La delega alla attuale classe politica è scaduta, e non credo meriti una possibilità di rinnovo. In tutta la loro drammaticità, assistiamo alle nefaste conseguenze di una legge elettorale che dalla democrazia elettiva ci ha condotti all'oligarchia nominale. L’affermazione della scomparsa delle ideologie è una madornale sciocchezza. Una menzogna necessaria a nascondere l'incongruenza politica di loschi figuri, pronti a tutto pur di mantenere il loro misero potere, ridotti come sono a semplici prezzolati, del padrone di turno. Con indecente disprezzo della opinione pubblica, passano da uno schieramento all’altro senza una pur minima di difficoltà morale, intellettuale, etica.

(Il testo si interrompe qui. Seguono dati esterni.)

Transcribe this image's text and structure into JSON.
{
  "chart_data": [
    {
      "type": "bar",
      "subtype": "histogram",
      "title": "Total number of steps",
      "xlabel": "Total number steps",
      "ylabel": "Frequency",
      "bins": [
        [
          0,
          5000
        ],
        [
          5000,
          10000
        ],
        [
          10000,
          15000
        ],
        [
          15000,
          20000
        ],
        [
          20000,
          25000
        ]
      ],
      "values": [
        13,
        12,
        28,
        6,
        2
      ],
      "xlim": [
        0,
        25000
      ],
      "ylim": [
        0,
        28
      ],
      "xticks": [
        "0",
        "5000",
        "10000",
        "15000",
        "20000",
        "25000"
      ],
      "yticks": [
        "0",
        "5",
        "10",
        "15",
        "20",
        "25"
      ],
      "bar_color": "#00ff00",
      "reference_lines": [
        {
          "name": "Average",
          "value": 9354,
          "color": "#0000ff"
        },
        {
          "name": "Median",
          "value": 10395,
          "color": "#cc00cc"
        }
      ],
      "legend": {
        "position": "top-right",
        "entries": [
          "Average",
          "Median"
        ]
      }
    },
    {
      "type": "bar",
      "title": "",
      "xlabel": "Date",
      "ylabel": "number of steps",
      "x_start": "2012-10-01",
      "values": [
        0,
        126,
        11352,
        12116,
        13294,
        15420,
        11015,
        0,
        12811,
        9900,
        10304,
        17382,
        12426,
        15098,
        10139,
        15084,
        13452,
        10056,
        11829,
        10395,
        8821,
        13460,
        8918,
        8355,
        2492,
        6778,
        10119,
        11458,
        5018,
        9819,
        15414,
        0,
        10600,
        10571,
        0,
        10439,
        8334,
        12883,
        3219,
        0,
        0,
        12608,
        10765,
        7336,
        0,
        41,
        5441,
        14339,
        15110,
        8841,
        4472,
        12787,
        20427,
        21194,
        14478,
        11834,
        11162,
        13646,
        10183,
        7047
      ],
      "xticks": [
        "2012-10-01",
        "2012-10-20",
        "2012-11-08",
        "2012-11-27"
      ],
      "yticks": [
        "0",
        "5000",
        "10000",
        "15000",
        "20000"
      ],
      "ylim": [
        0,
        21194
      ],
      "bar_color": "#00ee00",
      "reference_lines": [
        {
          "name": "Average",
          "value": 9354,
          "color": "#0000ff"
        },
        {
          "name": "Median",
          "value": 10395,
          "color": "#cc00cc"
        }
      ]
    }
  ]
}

Sappiamo bene che la leadership è importante, ma ancora più importante è costruire una classe politica seria, fatta da persone “per bene”, da “ galantuomini” che concorrano al benessere della società. Non credo ai maghi, ma ad uomini carismatici che meglio di altri sappiano tenere insieme le intelligenze indispensabili al progresso ed al benessere della società. È patetico, ridicolo, ascoltare - da destra a sinistra - che “bisogna far largo ai giovani”, quando poi nessuno è disposto a fare un passo indietro. Imperterriti, costoro, continuano a tenere in piedi una legge elettorale che non elegge ma nomina. Autonominandosi tutto resta immutato. Come non dare ragione a Renzi quando propone la "rottamazione" o a Vendola quando parla di "anime morte"!?
La sinistra al parlamento non è più credibile, ha esaurito i suoi argomenti e non dà risposte serie e alternative alla risoluzione dei gravi problemi che affliggono il paese: occupazione, lotta all'evasione fiscale, ridistribuzione delle risorse, investimenti in ricerca, cultura e università, aiuti all'agricoltura (per la salvaguardia dei prodotti d'eccellenza attraverso mappature), sviluppo del turismo con la salvaguardia dei paesaggi interni e delle coste. Il nucleare ucciderebbe il turismo e l’agricoltura in Puglia. In nessun altro luogo vanno istallate le centrali nucleari, che l’acqua non va privatizzata e neanche le condutture che la trasportano. Temi della sinistra, enunciati e mai affrontati con onestà e coscienza.
Bisogna far uscire il nostro Paese da questo maleodorante pantano in cui è riverso. E se questa classe politica resta ancora muta e inerme, è bene che consegni le "chiavi", e permetta ad altri di aprire nuove porte verso un futuro di speranza.